The Senate Committee on Public Policy approved a bill Wednesday that would standardize smoking restrictions across the state. House Bill (HB) 1149 would implement a statewide smoking ban for most public places, including restaurants. The bill has received bipartisan support this legislative session, having been approved in the House of Representatives by a vote of 62-35 in January before coming to the Senate. The bill was approved in committee by a vote of 8-2.
As the legislation stands upon Wednesday’s committee approval, places exempt from the new statewide ban would include certain gaming facilities; cigar and hookah bars; tobacco stores; and fraternal, social and veterans clubs. Bars and taverns would have until Sept. 15, 2013, to comply with the ban.
“I am glad that the Senate is moving forward with a statewide smoking ban,” said State Senator John Broden. “I have some concerns about some of the exemptions in the legislation, but I will continue to support the ban as long as the bill allows for local laws to be more restrictive than state legislation.”
Under current law, counties, cities and towns may adopt their own ordinances to restrict smoking in public areas. This bill would establish a statewide restriction and provide that local governing bodies can enact their own ordinances only if they are more restrictive than the state law.
Since 2007 similar measures have failed three times to progress in the Indiana General Assembly. Senate Democrat Leader Vi Simpson says she hopes the new law will be enacted this legislative session.
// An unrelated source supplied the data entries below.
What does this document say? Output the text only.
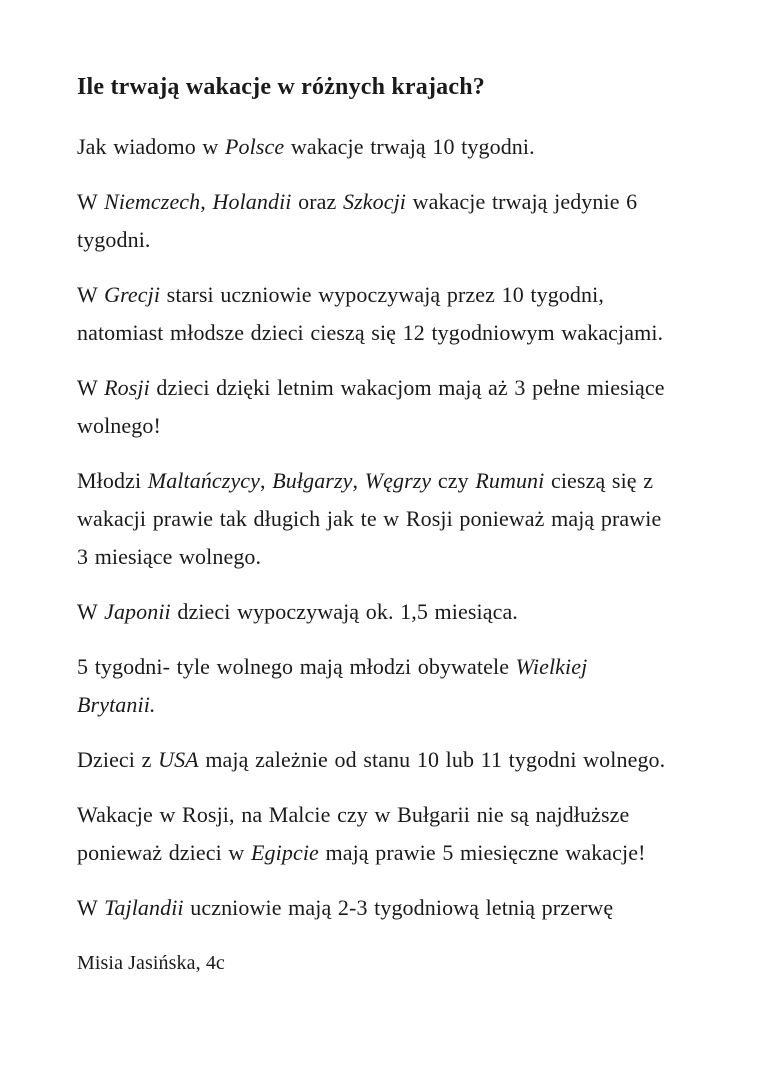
Ile trwają wakacje w różnych krajach?

Jak wiadomo w Polsce wakacje trwają 10 tygodni.

W Niemczech, Holandii oraz Szkocji wakacje trwają jedynie 6
tygodni.

W Grecji starsi uczniowie wypoczywają przez 10 tygodni,
natomiast młodsze dzieci cieszą się 12 tygodniowym wakacjami.

W Rosji dzieci dzięki letnim wakacjom mają aż 3 pełne miesiące
wolnego!

Młodzi Maltańczycy, Bułgarzy, Węgrzy czy Rumuni cieszą się z
wakacji prawie tak długich jak te w Rosji ponieważ mają prawie
3 miesiące wolnego.

W Japonii dzieci wypoczywają ok. 1,5 miesiąca.

5 tygodni- tyle wolnego mają młodzi obywatele Wielkiej
Brytanii.

Dzieci z USA mają zależnie od stanu 10 lub 11 tygodni wolnego.

Wakacje w Rosji, na Malcie czy w Bułgarii nie są najdłuższe
ponieważ dzieci w Egipcie mają prawie 5 miesięczne wakacje!

W Tajlandii uczniowie mają 2-3 tygodniową letnią przerwę

Misia Jasińska, 4c
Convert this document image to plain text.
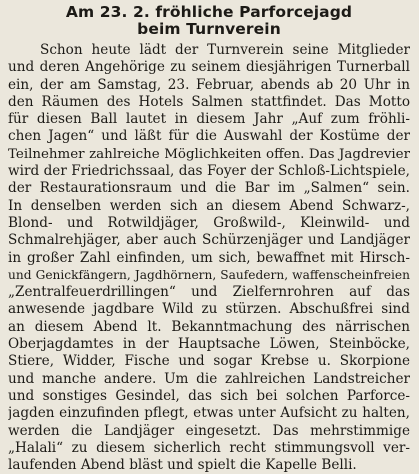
Am 23. 2. fröhliche Parforcejagd
beim Turnverein
Schon heute lädt der Turnverein seine Mitglieder
und deren Angehörige zu seinem diesjährigen Turnerball
ein, der am Samstag, 23. Februar, abends ab 20 Uhr in
den Räumen des Hotels Salmen stattfindet. Das Motto
für diesen Ball lautet in diesem Jahr „Auf zum fröhli-
chen Jagen“ und läßt für die Auswahl der Kostüme der
Teilnehmer zahlreiche Möglichkeiten offen. Das Jagdrevier
wird der Friedrichssaal, das Foyer der Schloß-Lichtspiele,
der Restaurationsraum und die Bar im „Salmen“ sein.
In denselben werden sich an diesem Abend Schwarz-,
Blond- und Rotwildjäger, Großwild-, Kleinwild- und
Schmalrehjäger, aber auch Schürzenjäger und Landjäger
in großer Zahl einfinden, um sich, bewaffnet mit Hirsch-
und Genickfängern, Jagdhörnern, Saufedern, waffenscheinfreien
„Zentralfeuerdrillingen“ und Zielfernrohren auf das
anwesende jagdbare Wild zu stürzen. Abschußfrei sind
an diesem Abend lt. Bekanntmachung des närrischen
Oberjagdamtes in der Hauptsache Löwen, Steinböcke,
Stiere, Widder, Fische und sogar Krebse u. Skorpione
und manche andere. Um die zahlreichen Landstreicher
und sonstiges Gesindel, das sich bei solchen Parforce-
jagden einzufinden pflegt, etwas unter Aufsicht zu halten,
werden die Landjäger eingesetzt. Das mehrstimmige
„Halali“ zu diesem sicherlich recht stimmungsvoll ver-
laufenden Abend bläst und spielt die Kapelle Belli.
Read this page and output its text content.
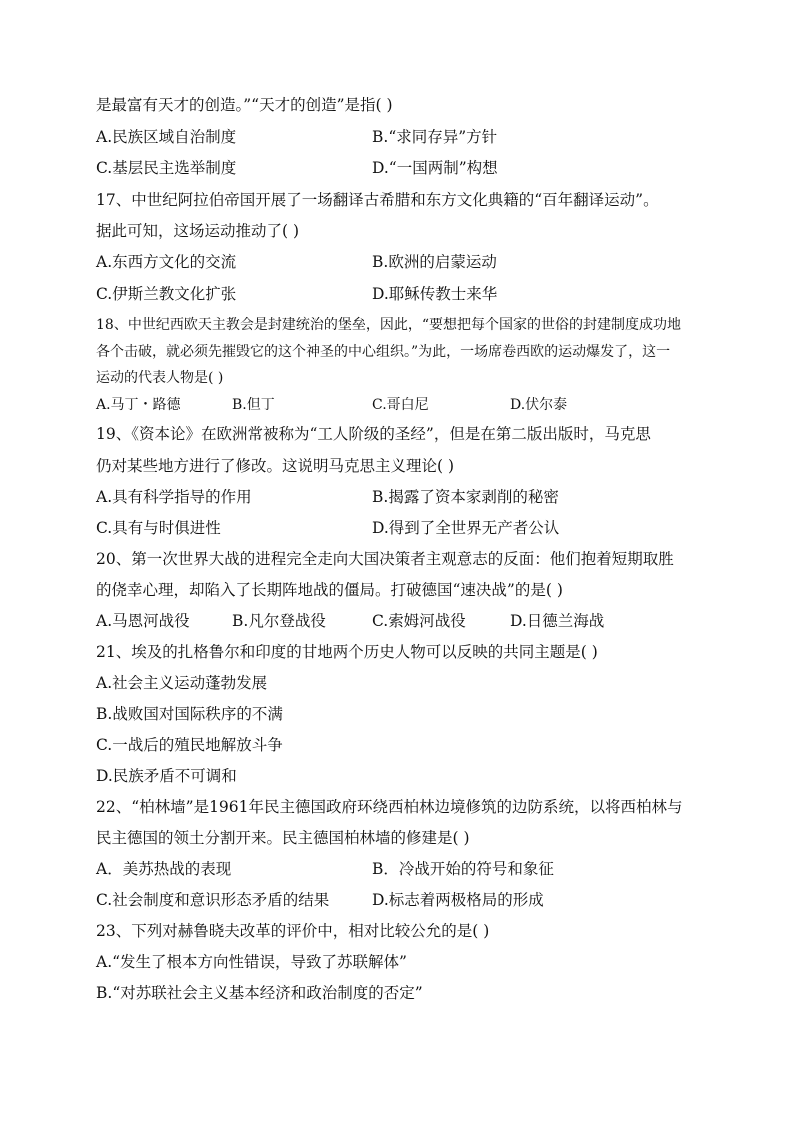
是最富有天才的创造。”“天才的创造”是指( )
A.民族区域自治制度	B.“求同存异”方针
C.基层民主选举制度	D.“一国两制”构想
17、中世纪阿拉伯帝国开展了一场翻译古希腊和东方文化典籍的“百年翻译运动”。
据此可知，这场运动推动了( )
A.东西方文化的交流	B.欧洲的启蒙运动
C.伊斯兰教文化扩张	D.耶稣传教士来华
18、中世纪西欧天主教会是封建统治的堡垒，因此，“要想把每个国家的世俗的封建制度成功地
各个击破，就必须先摧毁它的这个神圣的中心组织。”为此，一场席卷西欧的运动爆发了，这一
运动的代表人物是( )
A.马丁・路德	B.但丁	C.哥白尼	D.伏尔泰
19、《资本论》在欧洲常被称为“工人阶级的圣经”，但是在第二版出版时，马克思
仍对某些地方进行了修改。这说明马克思主义理论( )
A.具有科学指导的作用	B.揭露了资本家剥削的秘密
C.具有与时俱进性	D.得到了全世界无产者公认
20、第一次世界大战的进程完全走向大国决策者主观意志的反面：他们抱着短期取胜
的侥幸心理，却陷入了长期阵地战的僵局。打破德国“速决战”的是( )
A.马恩河战役	B.凡尔登战役	C.索姆河战役	D.日德兰海战
21、埃及的扎格鲁尔和印度的甘地两个历史人物可以反映的共同主题是( )
A.社会主义运动蓬勃发展
B.战败国对国际秩序的不满
C.一战后的殖民地解放斗争
D.民族矛盾不可调和
22、“柏林墙”是1961年民主德国政府环绕西柏林边境修筑的边防系统，以将西柏林与
民主德国的领土分割开来。民主德国柏林墙的修建是( )
A．美苏热战的表现	B．冷战开始的符号和象征
C.社会制度和意识形态矛盾的结果	D.标志着两极格局的形成
23、下列对赫鲁晓夫改革的评价中，相对比较公允的是( )
A.“发生了根本方向性错误，导致了苏联解体”
B.“对苏联社会主义基本经济和政治制度的否定”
“Although the bill is less comprehensive than we would have liked, it is a step closer to making public places safe and smoke-free for visitors and for the people who work there,” said Sen. Simpson. “I’m happy we have been able to work together to finally get this important legislation before the Senate for consideration.”
State Senator Tim Skinner shared his hopes for the ban.
“This bill is the result of a strong bipartisan effort to eliminate public health risks for the people of Indiana,” said Sen. Skinner. “I’m glad that we are one step closer to diminishing those risks and making public air cleaner and safer for all Hoosiers.”
The legislation now moves to the Senate floor where it can be amended by any senator. If enacted, the bill would become effective upon passage.